Monday, March 4, 2013

Writing on Planes

 

  Sydney – Hanoi


I am flying Thai Airlines to Hanoi and I'm on the plane as I speak or should I say - as I write. The impeccably groomed stewardesses have just begun giving the safety demo and I am completely transfixed. They glide into position like dancers in an exotic ballet; their very formal Thai silk outfits, each one a different colour, with a gold edged princess sash across the chest; seem to sparkle in the dim cabin light. I am glad I am watching so carefully for when they don their life jackets, I notice they buckle up a different way to normal. Not that it will be much use if we have to crash land in the desert. Parachutes would be more sensible. Just an extra tab to pull, so a bright Thai silk parachute could pop out instead.


 I’d rather be flying straight to Hanoi but instead I will be transiting for a couple of hours in Bangkok. I’ve never been to Thailand. I know there must be more to it than beach resorts teeming with British backpackers and aging potbellied sex tourists, (there’s a few on this flight) but I am not drawn there yet.
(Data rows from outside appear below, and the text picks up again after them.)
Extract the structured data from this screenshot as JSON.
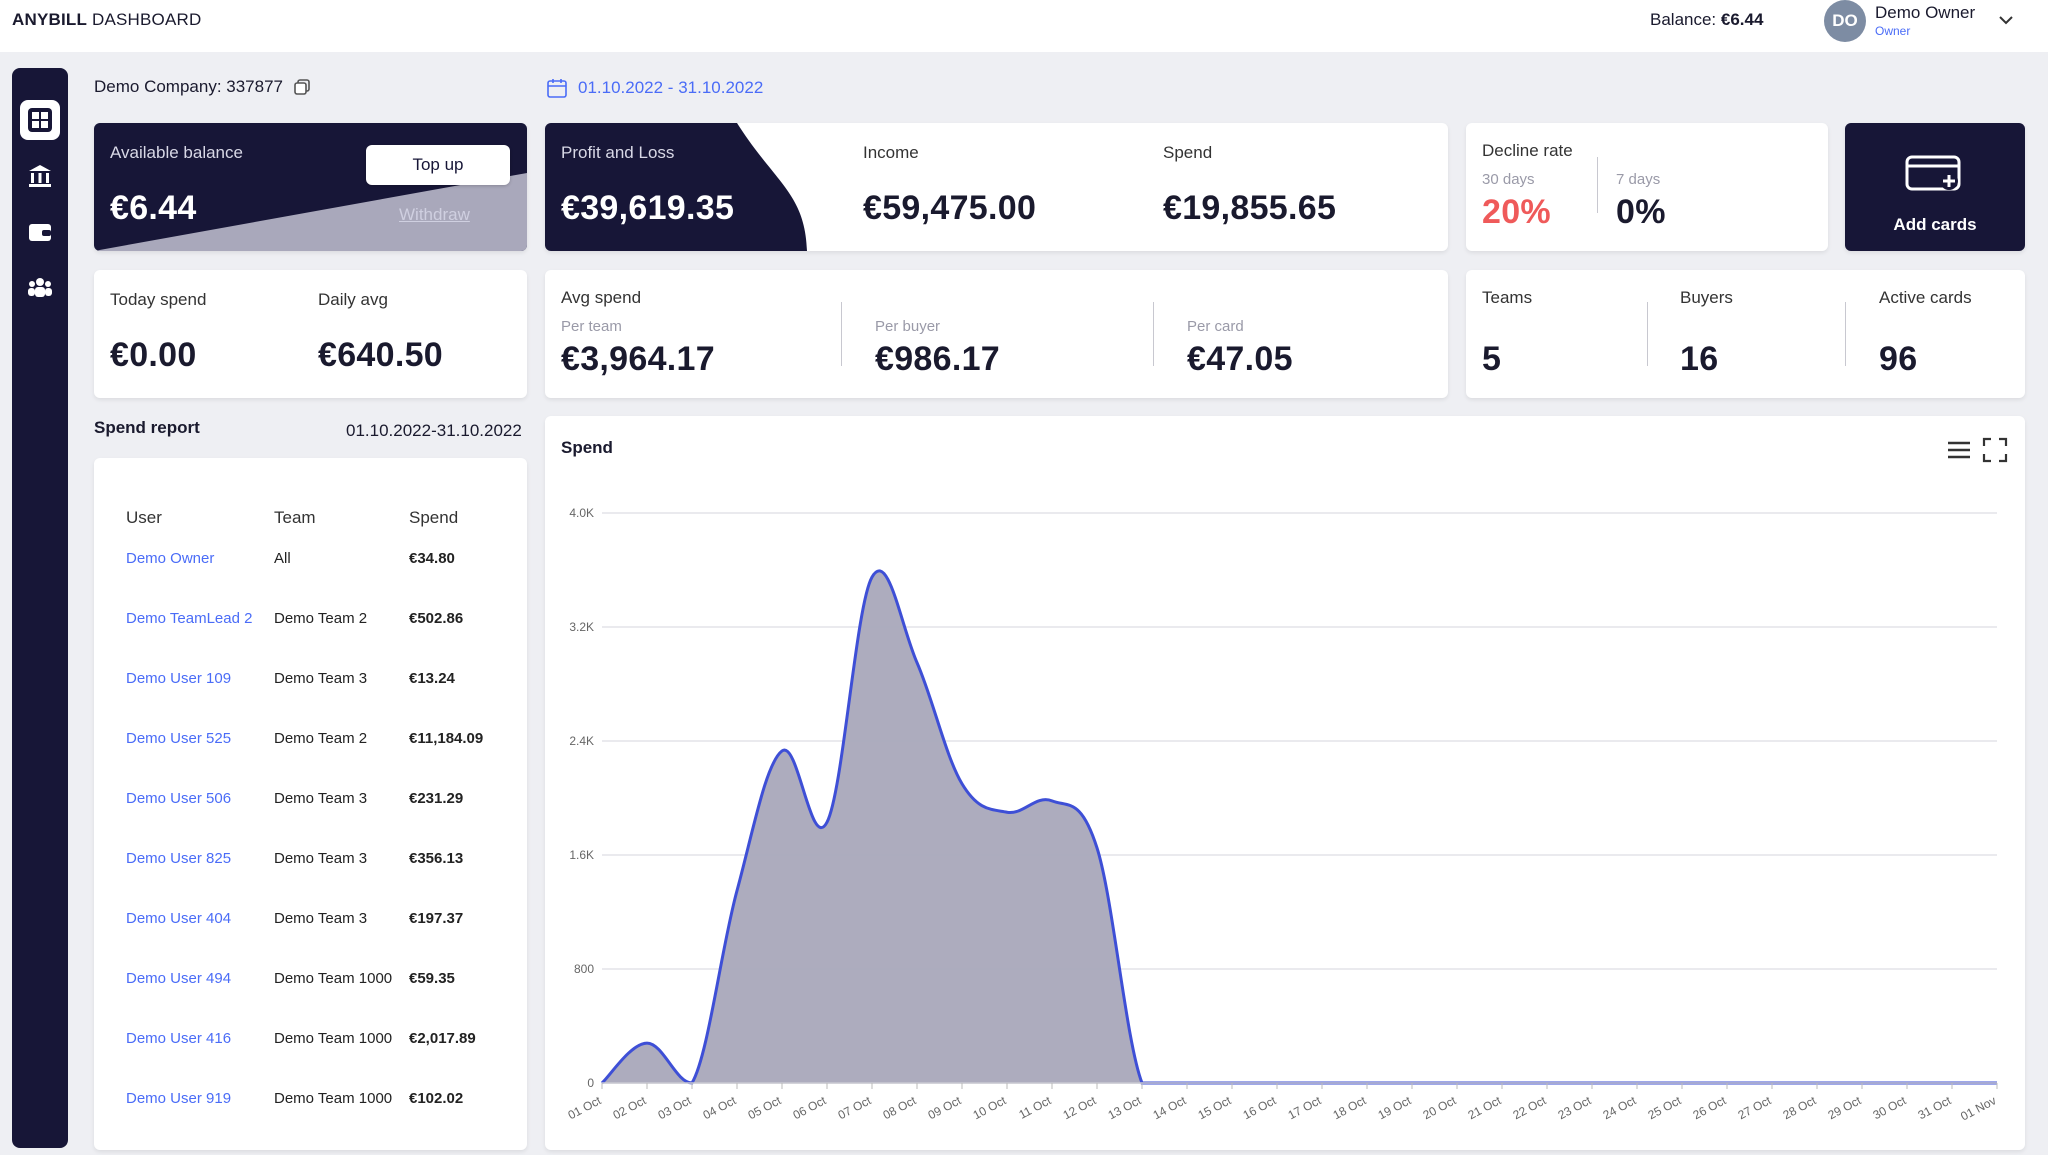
{
  "header": {
    "brand_bold": "ANYBILL",
    "brand_rest": " DASHBOARD",
    "balance_label": "Balance: ",
    "balance_value": "€6.44",
    "avatar_initials": "DO",
    "user_name": "Demo Owner",
    "user_role": "Owner"
  },
  "sidebar": {
    "items": [
      "dashboard-icon",
      "bank-icon",
      "wallet-icon",
      "team-icon"
    ]
  },
  "toolbar": {
    "company": "Demo Company: 337877",
    "date_range": "01.10.2022 - 31.10.2022"
  },
  "balance_card": {
    "label": "Available balance",
    "value": "€6.44",
    "topup_label": "Top up",
    "withdraw_label": "Withdraw"
  },
  "pnl_card": {
    "label": "Profit and Loss",
    "value": "€39,619.35",
    "income_label": "Income",
    "income_value": "€59,475.00",
    "spend_label": "Spend",
    "spend_value": "€19,855.65"
  },
  "decline_card": {
    "label": "Decline rate",
    "d30_label": "30 days",
    "d30_value": "20%",
    "d7_label": "7 days",
    "d7_value": "0%"
  },
  "add_cards": {
    "label": "Add cards"
  },
  "today_card": {
    "today_label": "Today spend",
    "today_value": "€0.00",
    "avg_label": "Daily avg",
    "avg_value": "€640.50"
  },
  "avg_spend_card": {
    "label": "Avg spend",
    "team_label": "Per team",
    "team_value": "€3,964.17",
    "buyer_label": "Per buyer",
    "buyer_value": "€986.17",
    "card_label": "Per card",
    "card_value": "€47.05"
  },
  "counts_card": {
    "teams_label": "Teams",
    "teams_value": "5",
    "buyers_label": "Buyers",
    "buyers_value": "16",
    "cards_label": "Active cards",
    "cards_value": "96"
  },
  "spend_report": {
    "title": "Spend report",
    "range": "01.10.2022-31.10.2022",
    "columns": [
      "User",
      "Team",
      "Spend"
    ],
    "rows": [
      {
        "user": "Demo Owner",
        "team": "All",
        "spend": "€34.80"
      },
      {
        "user": "Demo TeamLead 2",
        "team": "Demo Team 2",
        "spend": "€502.86"
      },
      {
        "user": "Demo User 109",
        "team": "Demo Team 3",
        "spend": "€13.24"
      },
      {
        "user": "Demo User 525",
        "team": "Demo Team 2",
        "spend": "€11,184.09"
      },
      {
        "user": "Demo User 506",
        "team": "Demo Team 3",
        "spend": "€231.29"
      },
      {
        "user": "Demo User 825",
        "team": "Demo Team 3",
        "spend": "€356.13"
      },
      {
        "user": "Demo User 404",
        "team": "Demo Team 3",
        "spend": "€197.37"
      },
      {
        "user": "Demo User 494",
        "team": "Demo Team 1000",
        "spend": "€59.35"
      },
      {
        "user": "Demo User 416",
        "team": "Demo Team 1000",
        "spend": "€2,017.89"
      },
      {
        "user": "Demo User 919",
        "team": "Demo Team 1000",
        "spend": "€102.02"
      }
    ]
  },
  "colors": {
    "navy": "#171637",
    "accent": "#4a6cf7",
    "decline": "#ef5a5a",
    "area_fill": "#a9a8bb",
    "line": "#3e4fd6"
  },
  "chart_data": {
    "type": "area",
    "title": "Spend",
    "x": [
      "01 Oct",
      "02 Oct",
      "03 Oct",
      "04 Oct",
      "05 Oct",
      "06 Oct",
      "07 Oct",
      "08 Oct",
      "09 Oct",
      "10 Oct",
      "11 Oct",
      "12 Oct",
      "13 Oct",
      "14 Oct",
      "15 Oct",
      "16 Oct",
      "17 Oct",
      "18 Oct",
      "19 Oct",
      "20 Oct",
      "21 Oct",
      "22 Oct",
      "23 Oct",
      "24 Oct",
      "25 Oct",
      "26 Oct",
      "27 Oct",
      "28 Oct",
      "29 Oct",
      "30 Oct",
      "31 Oct",
      "01 Nov"
    ],
    "values": [
      0,
      280,
      0,
      1350,
      2330,
      1830,
      3550,
      2950,
      2100,
      1900,
      1980,
      1650,
      0,
      0,
      0,
      0,
      0,
      0,
      0,
      0,
      0,
      0,
      0,
      0,
      0,
      0,
      0,
      0,
      0,
      0,
      0,
      0
    ],
    "y_ticks": [
      "0",
      "800",
      "1.6K",
      "2.4K",
      "3.2K",
      "4.0K"
    ],
    "ylim": [
      0,
      4000
    ],
    "grid": true,
    "legend": "none"
  }
}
However stepping on to any foreign plane is like stepping into another country; each time we do, we get a little taste, like now.  I’ve been senso-perving since I hit the departure lounge, not just watching people, but picking up colour, shape, scent, tone, light, sound, texture. I’m pretending I have a torch camera stuck to my forehead with a sense detector on my lapel so l can zoom in and out at will, capture grabs of sound, light, movement; feel the temperature on the back of my neck, the rattle of air past my nose. I am a living breathing sense collector and for the next six weeks this is my job.


 I know it may seem odd that a writer who also makes a living teaching writing, would to go to such lengths to find time to write. Why don’t I just practice what I preach; write every day if only just for ten minutes, write in your lunch break, tea break, in the doctors waiting room, in the bank queue, go to work an hour or two early and write before everyone else gets in, write in cafes if your partner is jealous and doesn’t like you writing at home. Tell him you are meeting an old flame, he probably won’t find it nearly as threatening.



The fact is I am just as bad as the rest of you. They say ‘what the teacher teaches, the teacher needs most of all’. I put things off, in the too hard basket, say I will do it later - I don’t have time right now! I close the door on my writing instead of leaving it open, just a crack, just a smidgin, even for writing in small ways - jotting, making lists, word collecting, grabbing ideas when they turn up unannounced. You have to be at the ready to catch them. You have to have notebooks planted everywhere, a tiny one for wallet or purse, not so tiny for the car and gym bag, medium size for the magazine rack in the toilet and the special one with a pretty cover for beside your bed.

You have to say ‘I am a writer’ even if you don’t think you are. You have to make a commitment. We do it for love, for marriage, for work, for a football team, for a guy or gal we know deep down will probably leave us sooner than later.


Better to  ‘marry creativity’ I tell my students every year, and when creativity starts to lag, find a way to stimulate it into action again. Take a trip. Go alone, or with a writing friend - make the arrangements, take care of all the details: visas, plane tickets, hotel bookings - turn fantasy into reality. If you can do it for travel why can’t you do it for writing?